それに、インフィニティの法事の時に様子がおかしかったことを、もっと親身になって聞いてあげていれば、もしかしたらこんな事件は何一つ起きなかったのかもしれない。
「和人、俺はこういう仕事を自分で選んでやってる。だから、俺のことなんて気にかけなくていいんだぞ。でも、お前の出自やこれまでの出来事にお前の責任はほぼ無いようなもんだ。でも、これからは自分で責任を負うことも増える。お前はもう一人じゃない。何かあったら、田崎に頼れよ」
夏の夜の生ぬるい風が、窓を一つドンと鳴らしていった。そろそろこの猛暑も終わる。すぐに引き下がりはしないだろうけれど、だんだんと暑さも和らいでいくだろう。

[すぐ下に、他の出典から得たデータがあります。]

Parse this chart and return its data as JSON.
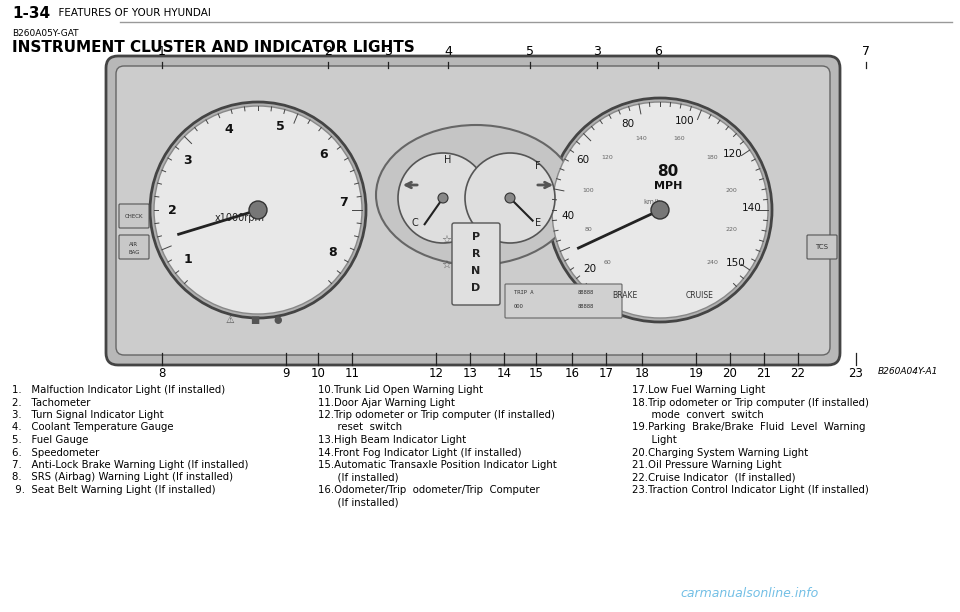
{
  "title_bold": "1-34",
  "title_regular": "  FEATURES OF YOUR HYUNDAI",
  "subtitle_code": "B260A05Y-GAT",
  "subtitle_main": "INSTRUMENT CLUSTER AND INDICATOR LIGHTS",
  "bg_color": "#ffffff",
  "ref_code": "B260A04Y-A1",
  "watermark": "carmanualsonline.info",
  "legend_col1": [
    "1.   Malfuction Indicator Light (If installed)",
    "2.   Tachometer",
    "3.   Turn Signal Indicator Light",
    "4.   Coolant Temperature Gauge",
    "5.   Fuel Gauge",
    "6.   Speedometer",
    "7.   Anti-Lock Brake Warning Light (If installed)",
    "8.   SRS (Airbag) Warning Light (If installed)",
    " 9.  Seat Belt Warning Light (If installed)"
  ],
  "legend_col2": [
    "10.Trunk Lid Open Warning Light",
    "11.Door Ajar Warning Light",
    "12.Trip odometer or Trip computer (If installed)",
    "      reset  switch",
    "13.High Beam Indicator Light",
    "14.Front Fog Indicator Light (If installed)",
    "15.Automatic Transaxle Position Indicator Light",
    "      (If installed)",
    "16.Odometer/Trip  odometer/Trip  Computer",
    "      (If installed)"
  ],
  "legend_col3": [
    "17.Low Fuel Warning Light",
    "18.Trip odometer or Trip computer (If installed)",
    "      mode  convert  switch",
    "19.Parking  Brake/Brake  Fluid  Level  Warning",
    "      Light",
    "20.Charging System Warning Light",
    "21.Oil Pressure Warning Light",
    "22.Cruise Indicator  (If installed)",
    "23.Traction Control Indicator Light (If installed)"
  ]
}
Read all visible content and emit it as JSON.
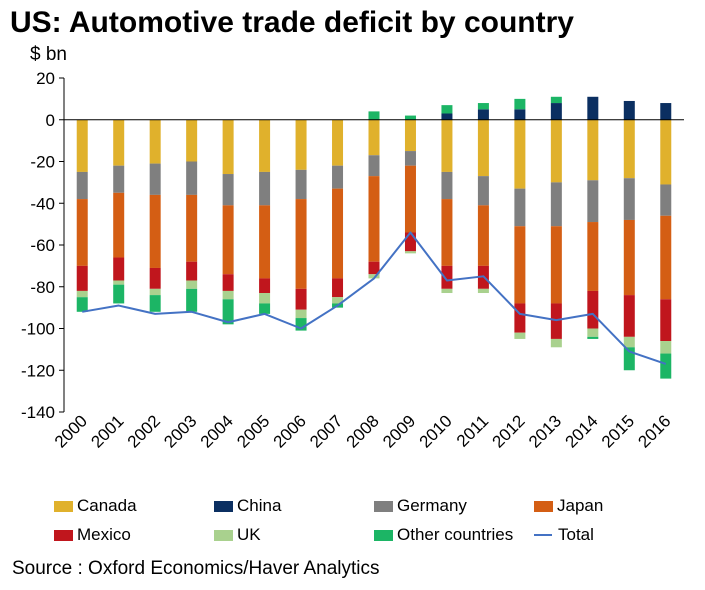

それと同時に、和人の悲しみが少しでも癒えて行くことを願うしかない。
「クラヴィーアを作ろうとしたことがいけなかったのかもな」
俺がそういうと、「それは違うだろう」と田崎がすぐに否定した。楽をすることを嫌う男がそこを否定してくるとは思わず、驚いてしまった。
「クラヴィーアは素晴らしい薬になるだろう。ただ、それを悪用しようとする輩の排除方法を徹底しておかなければならない。それをせずに創薬に手を出した明菫が悪いんだ。ガイドの殲滅なんて考えずに、純粋にセンチネルの力になろうと思ったら、やることなんて他に色々あっただろう。発想が他力本願で短絡的だったのが問題なんだよ。罪があるとしたら、自分の力で切り開こうとしなかったことだろう。晴翔さんや菊神さんの思いまで否定してはいけないと俺は思うぞ」
そう言われて、眼前に研究がうまくいって微笑む晴翔さんの顔が浮かんできた。翼さんとパートナーになってから、人の気持ちをより考えるようになって、リーダーシップが発揮され始めている晴翔さんの、充実した顔だ。
あの人はいつも能力者の不都合に寄り添い、非能力者への協力を惜しまない。至らないところがあって指摘を受けると、素直に意見を聞き入れて是正する。
だから、年々研究所の評価は上がっている。その思いを否定することは、代表である俺にはしてはならないことだった。